Method. The functional unit is the weight of CO2 emission per kilogram of melon, otherwise known as its “carbon footprint（CFP）”. The lifecycle of a melon is classified into five stages, which can be divided into eight processes. LC-CO2 is calculated as the total amount of CO2 emitted from each process.
Results and discussion. The estimated result of LC-CO2 of the melons produced in Choshi was 1,226.3 g-CO2eq/kg. The following is the result obtained from the five lifecycle stages. 1）The raw materials procurement stage: 806.5 g-CO2eq（component ratio: 65.8%）, 2）the production stage: 262.0 g-CO2eq（21.4%）, 3）the distribution and selling stage: 58.7 g-CO2eq（4.8%）, 4）the operation and maintenance stage: 67.1g-CO2eq （5.5%）, and 5）the disposal and recycling stage: 32.0 g-CO2eq（2.6%）. As results of the comparison of the hybrid calculation method at the condition of heated greenhouse using fossil fuels and long transportation, our results are 1）the raw materials procurement stage over 80% of the total amount of LC-CO2 by the burning of fossil fuels, 2）the transportation process of the distribution and selling stage over 60% of the total amount of LC-CO2 by using air transportation, and 3）our estimation result at the same conditions（heating by fossil fuels and air transportation）are almost 4 times against the hybrid calculation method.
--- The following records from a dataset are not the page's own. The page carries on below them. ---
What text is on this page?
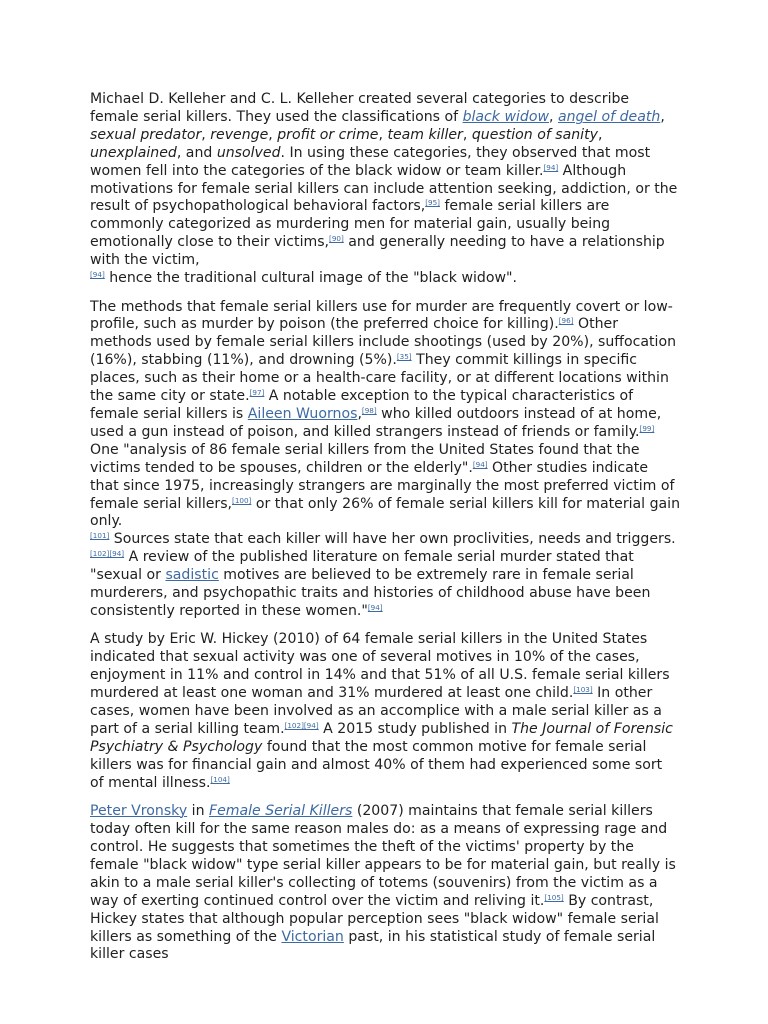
Michael D. Kelleher and C. L. Kelleher created several categories to describe female serial killers. They used the classifications of black widow, angel of death, sexual predator, revenge, profit or crime, team killer, question of sanity, unexplained, and unsolved. In using these categories, they observed that most women fell into the categories of the black widow or team killer.[94] Although motivations for female serial killers can include attention seeking, addiction, or the result of psychopathological behavioral factors,[95] female serial killers are commonly categorized as murdering men for material gain, usually being emotionally close to their victims,[90] and generally needing to have a relationship with the victim,
[94] hence the traditional cultural image of the "black widow".

The methods that female serial killers use for murder are frequently covert or low-profile, such as murder by poison (the preferred choice for killing).[96] Other methods used by female serial killers include shootings (used by 20%), suffocation (16%), stabbing (11%), and drowning (5%).[35] They commit killings in specific places, such as their home or a health-care facility, or at different locations within the same city or state.[97] A notable exception to the typical characteristics of female serial killers is Aileen Wuornos,[98] who killed outdoors instead of at home, used a gun instead of poison, and killed strangers instead of friends or family.[99] One "analysis of 86 female serial killers from the United States found that the victims tended to be spouses, children or the elderly".[94] Other studies indicate that since 1975, increasingly strangers are marginally the most preferred victim of female serial killers,[100] or that only 26% of female serial killers kill for material gain only.
[101] Sources state that each killer will have her own proclivities, needs and triggers.
[102][94] A review of the published literature on female serial murder stated that "sexual or sadistic motives are believed to be extremely rare in female serial murderers, and psychopathic traits and histories of childhood abuse have been consistently reported in these women."[94]

A study by Eric W. Hickey (2010) of 64 female serial killers in the United States indicated that sexual activity was one of several motives in 10% of the cases, enjoyment in 11% and control in 14% and that 51% of all U.S. female serial killers murdered at least one woman and 31% murdered at least one child.[103] In other cases, women have been involved as an accomplice with a male serial killer as a part of a serial killing team.[102][94] A 2015 study published in The Journal of Forensic Psychiatry & Psychology found that the most common motive for female serial killers was for financial gain and almost 40% of them had experienced some sort of mental illness.[104]

Peter Vronsky in Female Serial Killers (2007) maintains that female serial killers today often kill for the same reason males do: as a means of expressing rage and control. He suggests that sometimes the theft of the victims' property by the female "black widow" type serial killer appears to be for material gain, but really is akin to a male serial killer's collecting of totems (souvenirs) from the victim as a way of exerting continued control over the victim and reliving it.[105] By contrast, Hickey states that although popular perception sees "black widow" female serial killers as something of the Victorian past, in his statistical study of female serial killer cases
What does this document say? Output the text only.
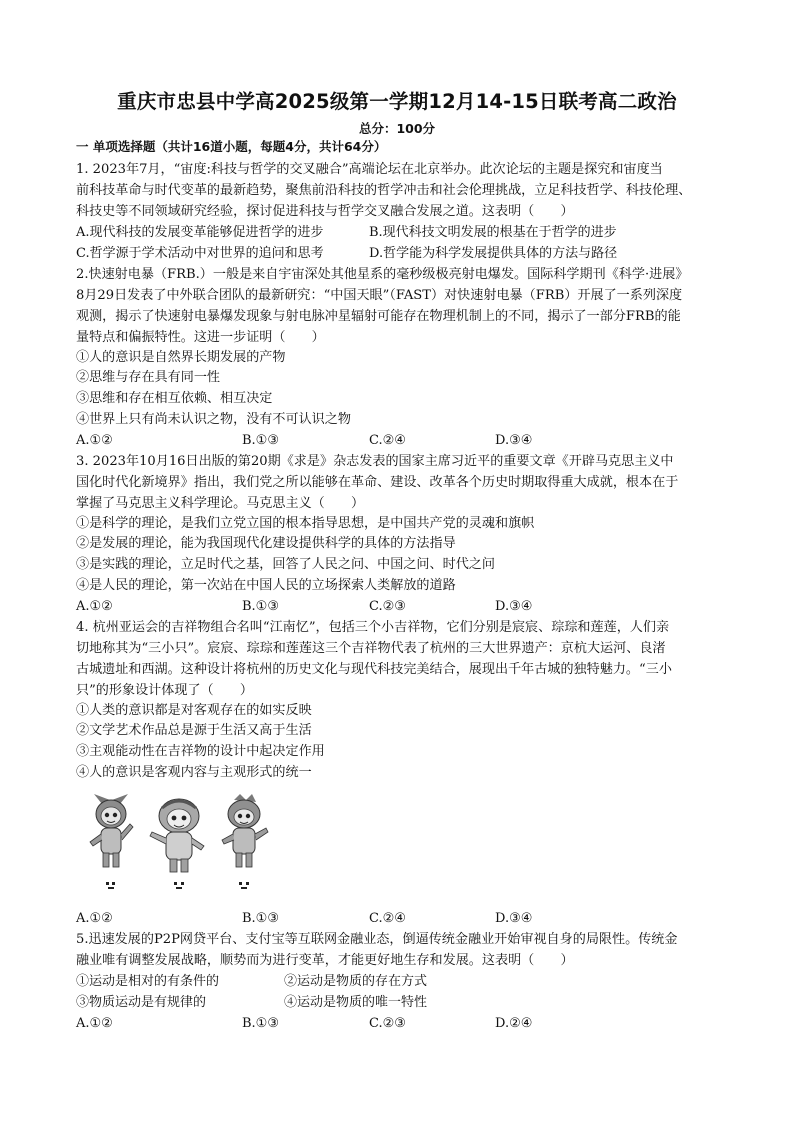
重庆市忠县中学高2025级第一学期12月14-15日联考高二政治
总分：100分
一 单项选择题（共计16道小题，每题4分，共计64分）
1. 2023年7月，“宙度:科技与哲学的交叉融合”高端论坛在北京举办。此次论坛的主题是探究和宙度当
前科技革命与时代变革的最新趋势，聚焦前沿科技的哲学冲击和社会伦理挑战，立足科技哲学、科技伦理、
科技史等不同领域研究经验，探讨促进科技与哲学交叉融合发展之道。这表明（　　）
A.现代科技的发展变革能够促进哲学的进步	B.现代科技文明发展的根基在于哲学的进步
C.哲学源于学术活动中对世界的追问和思考	D.哲学能为科学发展提供具体的方法与路径
2.快速射电暴（FRB.）一般是来自宇宙深处其他星系的毫秒级极亮射电爆发。国际科学期刊《科学·进展》
8月29日发表了中外联合团队的最新研究：“中国天眼”（FAST）对快速射电暴（FRB）开展了一系列深度
观测，揭示了快速射电暴爆发现象与射电脉冲星辐射可能存在物理机制上的不同，揭示了一部分FRB的能
量特点和偏振特性。这进一步证明（　　）
①人的意识是自然界长期发展的产物
②思维与存在具有同一性
③思维和存在相互依赖、相互决定
④世界上只有尚未认识之物，没有不可认识之物
A.①②	B.①③	C.②④	D.③④
3. 2023年10月16日出版的第20期《求是》杂志发表的国家主席习近平的重要文章《开辟马克思主义中
国化时代化新境界》指出，我们党之所以能够在革命、建设、改革各个历史时期取得重大成就，根本在于
掌握了马克思主义科学理论。马克思主义（　　）
①是科学的理论，是我们立党立国的根本指导思想，是中国共产党的灵魂和旗帜
②是发展的理论，能为我国现代化建设提供科学的具体的方法指导
③是实践的理论，立足时代之基，回答了人民之问、中国之问、时代之问
④是人民的理论，第一次站在中国人民的立场探索人类解放的道路
A.①②	B.①③	C.②③	D.③④
4. 杭州亚运会的吉祥物组合名叫“江南忆”，包括三个小吉祥物，它们分别是宸宸、琮琮和莲莲，人们亲
切地称其为“三小只”。宸宸、琮琮和莲莲这三个吉祥物代表了杭州的三大世界遗产：京杭大运河、良渚
古城遗址和西湖。这种设计将杭州的历史文化与现代科技完美结合，展现出千年古城的独特魅力。“三小
只”的形象设计体现了（　　）
①人类的意识都是对客观存在的如实反映
②文学艺术作品总是源于生活又高于生活
③主观能动性在吉祥物的设计中起决定作用
④人的意识是客观内容与主观形式的统一
A.①②	B.①③	C.②④	D.③④
5.迅速发展的P2P网贷平台、支付宝等互联网金融业态，倒逼传统金融业开始审视自身的局限性。传统金
融业唯有调整发展战略，顺势而为进行变革，才能更好地生存和发展。这表明（　　）
①运动是相对的有条件的	②运动是物质的存在方式
③物质运动是有规律的	④运动是物质的唯一特性
A.①②	B.①③	C.②③	D.②④
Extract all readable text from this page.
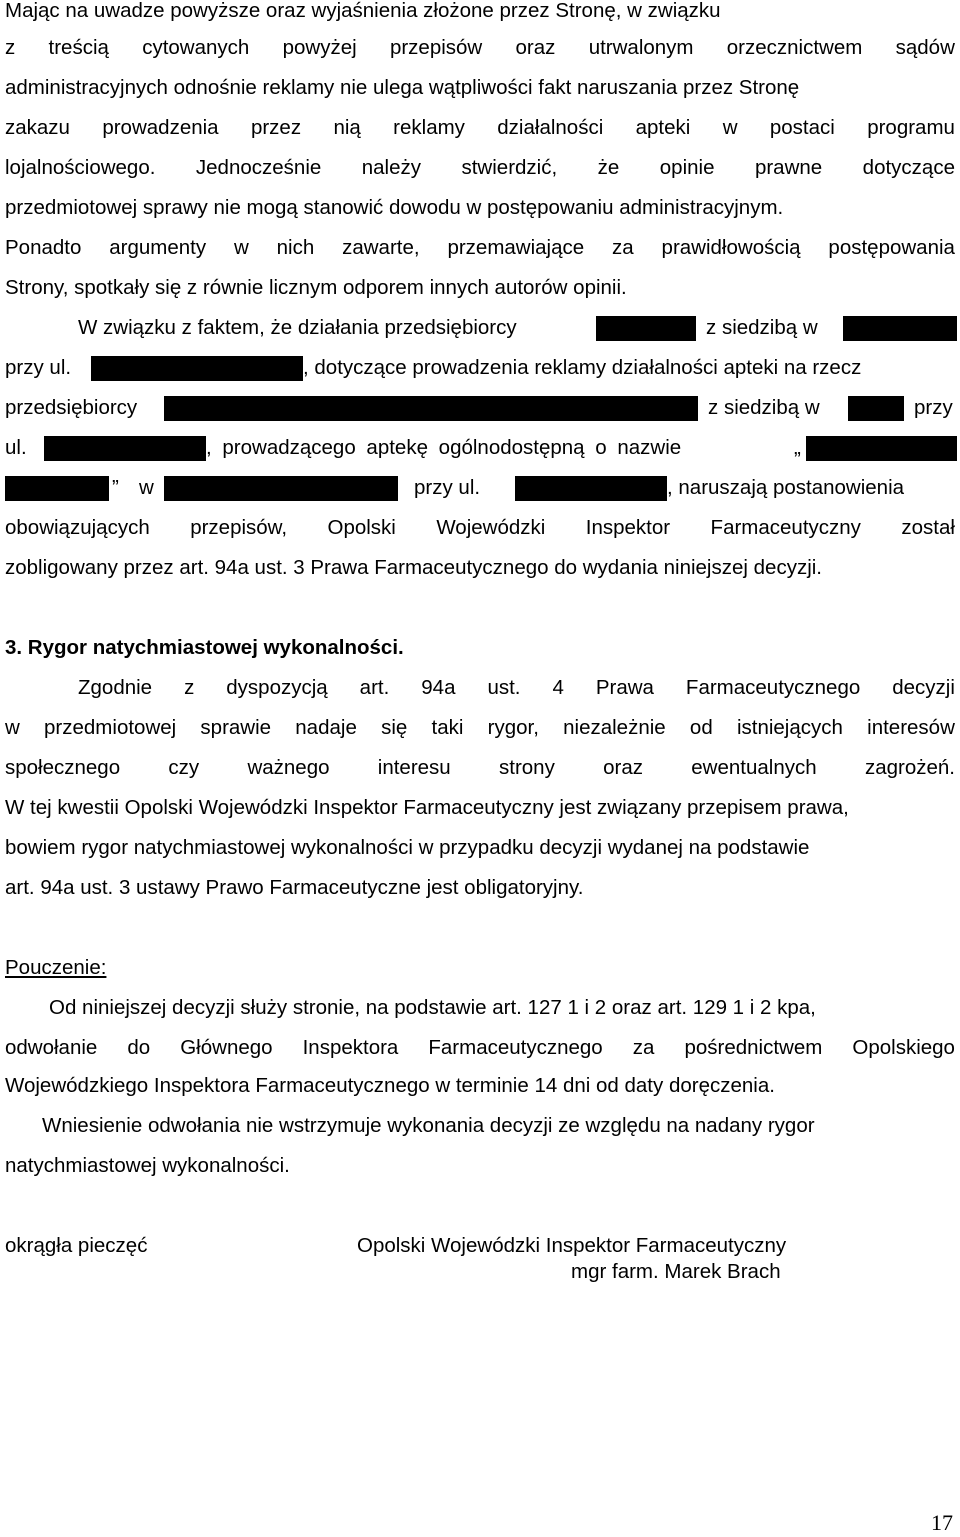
Mając na uwadze powyższe oraz wyjaśnienia złożone przez Stronę, w związku
z treścią cytowanych powyżej przepisów oraz utrwalonym orzecznictwem sądów
administracyjnych odnośnie reklamy nie ulega wątpliwości fakt naruszania przez Stronę
zakazu prowadzenia przez nią reklamy działalności apteki w postaci programu
lojalnościowego. Jednocześnie należy stwierdzić, że opinie prawne dotyczące
przedmiotowej sprawy nie mogą stanowić dowodu w postępowaniu administracyjnym.
Ponadto argumenty w nich zawarte, przemawiające za prawidłowością postępowania
Strony, spotkały się z równie licznym odporem innych autorów opinii.
W związku z faktem, że działania przedsiębiorcy	z siedzibą w
przy ul.	, dotyczące prowadzenia reklamy działalności apteki na rzecz
przedsiębiorcy	z siedzibą w	przy
ul.	, prowadzącego aptekę ogólnodostępną o nazwie	„
” w	przy ul.	, naruszają postanowienia
obowiązujących przepisów, Opolski Wojewódzki Inspektor Farmaceutyczny został
zobligowany przez art. 94a ust. 3 Prawa Farmaceutycznego do wydania niniejszej decyzji.
3. Rygor natychmiastowej wykonalności.
Zgodnie z dyspozycją art. 94a ust. 4 Prawa Farmaceutycznego decyzji
w przedmiotowej sprawie nadaje się taki rygor, niezależnie od istniejących interesów
społecznego czy ważnego interesu strony oraz ewentualnych zagrożeń.
W tej kwestii Opolski Wojewódzki Inspektor Farmaceutyczny jest związany przepisem prawa,
bowiem rygor natychmiastowej wykonalności w przypadku decyzji wydanej na podstawie
art. 94a ust. 3 ustawy Prawo Farmaceutyczne jest obligatoryjny.
Pouczenie:
Od niniejszej decyzji służy stronie, na podstawie art. 127 1 i 2 oraz art. 129 1 i 2 kpa,
odwołanie do Głównego Inspektora Farmaceutycznego za pośrednictwem Opolskiego
Wojewódzkiego Inspektora Farmaceutycznego w terminie 14 dni od daty doręczenia.
Wniesienie odwołania nie wstrzymuje wykonania decyzji ze względu na nadany rygor
natychmiastowej wykonalności.
okrągła pieczęć	Opolski Wojewódzki Inspektor Farmaceutyczny
mgr farm. Marek Brach
17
Conclusions. Most of the CO2 is emitted from the field preparing process in the raw materials procurement stage, especially from the fertilizer, e.g. chemical and organic, which accounts for 45.8% of the total melon LC-CO2. And in our comparison research of the growing processes between outdoor and greenhouse farming, the greenhouse melons show about 10% higher LC-CO2 than melons grown in outdoors. This result indicates the importance of greenhouse lifespans, and the recycling of greenhouses components.